In his ruling, Solano County Superior Court Judge Bradley Nelson reasoned:
“Respondent had a duty to obey [SB 741] by passing a resolution or ordinance specifically approving a particular policy governing the use of the [CSS] device it purchased. Respondent breached that duty by simply delegating creation of that privacy policy to its police department without an opportunity for public comment on the policy before it was adopted. Because any such policy’s personal purpose is to safeguard, within acceptable limitations, the privacy and civil liberties of the members of the public whose cellular communications are intercepted, public comment on any proposed policy before it is adopted also has a constitutional dimension.”

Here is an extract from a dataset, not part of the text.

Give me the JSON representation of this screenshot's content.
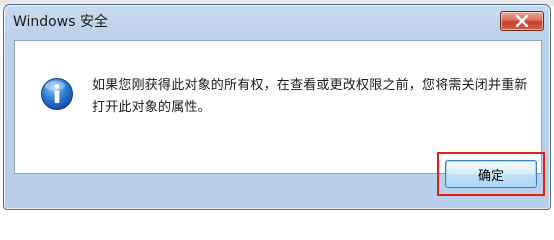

In a statement released following the judge’s ruling, Oakland Privacy’s research director Mike Katz-Lacabe explained the group’s motivation for bringing the lawsuit: “to protect the rights of residents to learn about the surveillance equipment used by their local police and to make sure their elected officials provide meaningful oversight over equipment use.” He continued: “Senator Hill’s 2015 legislation had those goals, and citizens’ groups like ours are taking the next step to make sure that municipalities comply with state law…” Oakland Privacy and two Vallejo residents (Solange Echeverria, a journalist, and Dan Rubins, CEO of Legal Robot) filed the suit on May 21, 2020, requesting the judicial mandate for a public process per state law.
The City of Vallejo initially contested the lawsuit, but after a tentative ruling at the end of September in favor of Oakland Privacy, the City brought the policy back for a public hearing on October 27. On November 17, the policy returned for a second public hearing to address objections to the policy from Oakland Privacy, the ACLU of Northern California, and EFF. Among the changes were prohibitions against surveilling First Amendment-related activities and sharing data with federal immigration authorities, enhanced public logs, and Council oversight of software or hardware upgrades.
This is a significant victory not just for Oakland Privacy and the people of Vallejo. The power to decide whether these tools are acquired and, if so, how they are utilized should not stand unilaterally with agency executives. States, counties, cities, and transit agencies from San Francisco to Cambridge have adopted laws to ensure surveillance technology can’t be acquired or used before a policy is put in writing and approved by an elected body – after they’ve heard from the affected public. We applaud Oakland Privacy for taking a stand against law enforcement circumventing democratic control over surveillance technologies used in our communities.